Unable to crush the decades-old uprising in Kashmir, India threatens major reprisal attacks on Pakistan. However, Kashmir is mountainous, offering poor terrain for India’s overwhelming superiority in tanks and artillery. So Indian commanders have long pressed Delhi to allow them to attack further south on the flat plains of Punjab.
Powerful Indian armored strike corps are poised to slice into vulnerable Pakistan and chop it up into pieces. India has also considered heavy air strikes into Pakistani Punjab and even a naval blockade to cut off Pakistan’s oil imports.
Outnumbered and outgunned six to one by India, Pakistan has developed a potent arsenal of nuclear weapons that can be delivered by aircraft, short and medium-ranged missiles and artillery. Pakistan says it will riposte almost immediately with tactical nuclear weapons to a major Indian attack. Both sides’ nuclear forces are on a hair-trigger alert, greatly increasing the risks of an accidental nuclear exchange.
More detail on this threat scenario may be found in my ground-breaking book on the region’s many dangers, ‘War at the Top of the World.’ Rand Corp estimated a decade ago that an Indo-Pak nuclear exchange would kill two million immediately and 100 million in ensuing weeks. India’s and Pakistan’s major water sources would be contaminated. Clouds of radioactive dust would blow around the globe.
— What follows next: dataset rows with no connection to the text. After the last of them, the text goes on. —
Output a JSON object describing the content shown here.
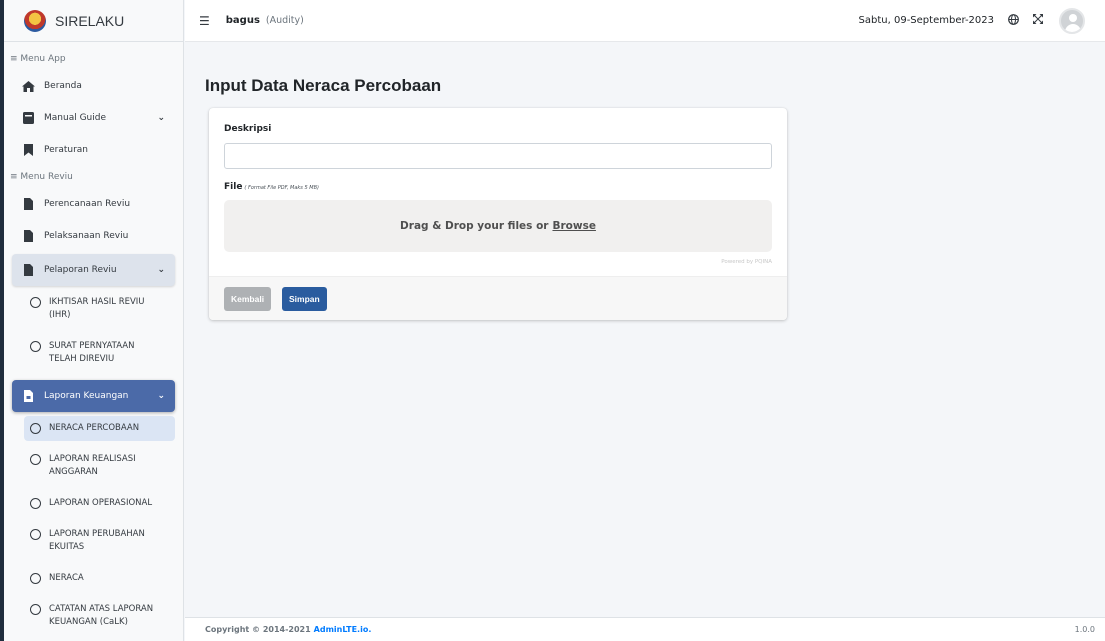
{
  "brand": {
    "name": "SIRELAKU"
  },
  "topbar": {
    "user_name": "bagus",
    "user_role": "(Audity)",
    "date": "Sabtu, 09-September-2023"
  },
  "sidebar": {
    "header_app": "≡ Menu App",
    "header_reviu": "≡ Menu Reviu",
    "items": {
      "beranda": "Beranda",
      "manual_guide": "Manual Guide",
      "peraturan": "Peraturan",
      "perencanaan": "Perencanaan Reviu",
      "pelaksanaan": "Pelaksanaan Reviu",
      "pelaporan": "Pelaporan Reviu",
      "ihr": "IKHTISAR HASIL REVIU (IHR)",
      "surat": "SURAT PERNYATAAN TELAH DIREVIU",
      "laporan_keuangan": "Laporan Keuangan",
      "neraca_percobaan": "NERACA PERCOBAAN",
      "lra": "LAPORAN REALISASI ANGGARAN",
      "lo": "LAPORAN OPERASIONAL",
      "lpe": "LAPORAN PERUBAHAN EKUITAS",
      "neraca": "NERACA",
      "calk": "CATATAN ATAS LAPORAN KEUANGAN (CaLK)"
    }
  },
  "main": {
    "title": "Input Data Neraca Percobaan",
    "deskripsi_label": "Deskripsi",
    "deskripsi_value": "",
    "file_label": "File",
    "file_hint": "( Format File PDF, Maks 5 MB)",
    "dropzone_text": "Drag & Drop your files or",
    "browse": "Browse",
    "powered": "Powered by PQINA",
    "back_label": "Kembali",
    "save_label": "Simpan"
  },
  "footer": {
    "copyright": "Copyright © 2014-2021",
    "link": "AdminLTE.io.",
    "version": "1.0.0"
  }
}
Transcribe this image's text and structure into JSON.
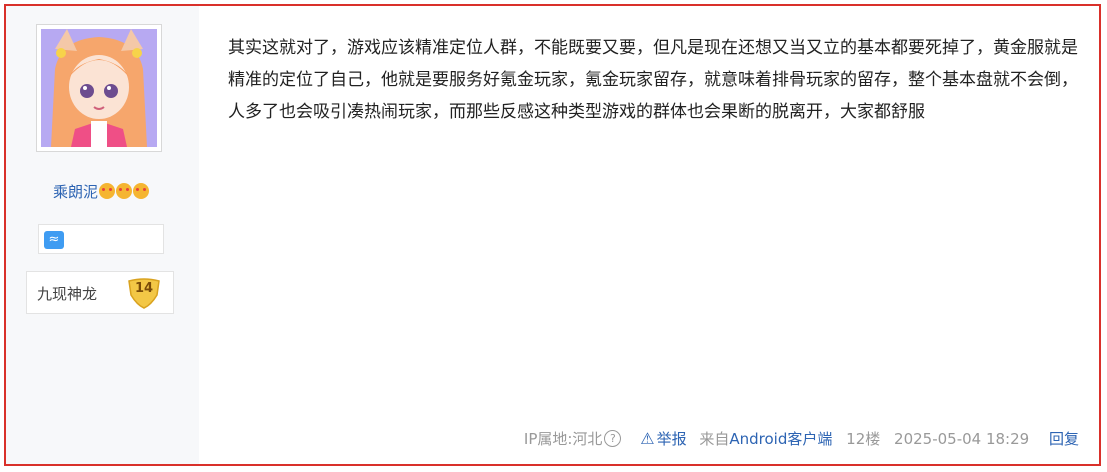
{
  "user": {
    "name": "乘朗泥",
    "name_emojis": [
      "heart-eyes-emoji",
      "kiss-emoji",
      "heart-eyes-emoji"
    ],
    "zodiac_icon": "aquarius-icon",
    "level_title": "九现神龙",
    "level_number": "14"
  },
  "post": {
    "content": "其实这就对了，游戏应该精准定位人群，不能既要又要，但凡是现在还想又当又立的基本都要死掉了，黄金服就是精准的定位了自己，他就是要服务好氪金玩家，氪金玩家留存，就意味着排骨玩家的留存，整个基本盘就不会倒，人多了也会吸引凑热闹玩家，而那些反感这种类型游戏的群体也会果断的脱离开，大家都舒服"
  },
  "footer": {
    "ip_location": "IP属地:河北",
    "report_label": "举报",
    "source_prefix": "来自",
    "source_client": "Android客户端",
    "floor": "12楼",
    "timestamp": "2025-05-04 18:29",
    "reply_label": "回复"
  },
  "colors": {
    "border": "#d9302a",
    "link": "#2d64b3",
    "sidebar_bg": "#f7f8fa"
  }
}
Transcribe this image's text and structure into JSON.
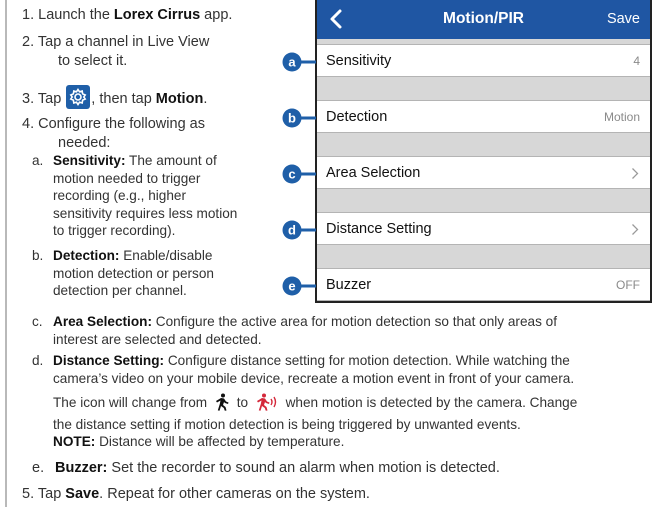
{
  "steps": {
    "s1": {
      "num": "1.",
      "pre": "Launch the ",
      "bold": "Lorex Cirrus",
      "post": " app."
    },
    "s2": {
      "num": "2.",
      "line1": "Tap a channel in Live View",
      "line2": "to select it."
    },
    "s3": {
      "num": "3.",
      "pre": "Tap ",
      "mid": ", then tap ",
      "bold": "Motion",
      "post": "."
    },
    "s4": {
      "num": "4.",
      "line1": "Configure the following as",
      "line2": "needed:"
    },
    "s5": {
      "num": "5.",
      "pre": "Tap ",
      "bold": "Save",
      "post": ". Repeat for other cameras on the system."
    }
  },
  "items": {
    "a": {
      "letter": "a.",
      "bold": "Sensitivity:",
      "l1": " The amount of",
      "l2": "motion needed to trigger",
      "l3": "recording (e.g., higher",
      "l4": "sensitivity requires less motion",
      "l5": "to trigger recording)."
    },
    "b": {
      "letter": "b.",
      "bold": "Detection:",
      "l1": " Enable/disable",
      "l2": "motion detection or person",
      "l3": "detection per channel."
    },
    "c": {
      "letter": "c.",
      "bold": "Area Selection:",
      "l1": " Configure the active area for motion detection so that only areas of",
      "l2": "interest are selected and detected."
    },
    "d": {
      "letter": "d.",
      "bold": "Distance Setting:",
      "l1": " Configure distance setting for motion detection. While watching the",
      "l2": "camera’s video on your mobile device, recreate a motion event in front of your camera.",
      "p2a": "The icon will change from ",
      "p2b": " to ",
      "p2c": " when motion is detected by the camera. Change",
      "p2l2": "the distance setting if motion detection is being triggered by unwanted events.",
      "note_label": "NOTE:",
      "note": " Distance will be affected by temperature."
    },
    "e": {
      "letter": "e.",
      "bold": "Buzzer:",
      "l1": " Set the recorder to sound an alarm when motion is detected."
    }
  },
  "phone": {
    "title": "Motion/PIR",
    "save": "Save",
    "rows": [
      {
        "label": "Sensitivity",
        "value": "4"
      },
      {
        "label": "Detection",
        "value": "Motion"
      },
      {
        "label": "Area Selection",
        "value": ""
      },
      {
        "label": "Distance Setting",
        "value": ""
      },
      {
        "label": "Buzzer",
        "value": "OFF"
      }
    ]
  },
  "callouts": [
    "a",
    "b",
    "c",
    "d",
    "e"
  ],
  "colors": {
    "accent": "#1f56a3",
    "callout": "#1f5fa8"
  },
  "icons": {
    "back": "chevron-left-icon",
    "settings": "gear-icon",
    "chevron": "chevron-right-icon",
    "person": "person-walking-icon",
    "person_motion": "person-motion-icon"
  }
}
India is deeply frustrated by its inability to crush the independence movement in Kashmir, labeling it ‘terrorism.’ True enough, Pakistan’s crack intelligence service, ISI, has links to the many Kashmiri mujahidin groups. But the uprising is also due to often brutal, corrupt Indian rule over Kashmir and the desire by Muslims for self-rule. As I have often written, every people has a god-given right to be misruled by their own people.
Right now, India is debating a major punitive strike against Pakistan. India national elections are imminent. The Hindu nationalist government in Delhi fears being accused of being soft on Pakistan. It was during a similar crisis in the 1980’s that Pakistan’s tough leader, Gen. Zia ul-Haq, flew to Delhi in a surprise visit and averted a war being planned by India.
If India does launch attacks they will likely be large in scale and involve heavy use of tactical air power. If units on either side become bogged down in fighting, commanders may call for the use of tactical nuclear weapons. Far outgunned Pakistan has been clear about such recourse. The urge to be first to strike with nuclear arms will be powerful.
Once again, the bitter Kashmir dispute endangers the rest of the world. The great powers should be pressing both India and Pakistan to reach a compromise on this problem. But India has long opposed internationalization of the issue, saying it is a domestic Indian matter. It is difficult to imagine the current Hindu nationalist government in Delhi backing down over Kashmir. But India must be very cautious because behind Pakistan stands its ally China which shares a long, often poorly-defined border with India. Kashmir, not Korea, is the world’s most dangerous border.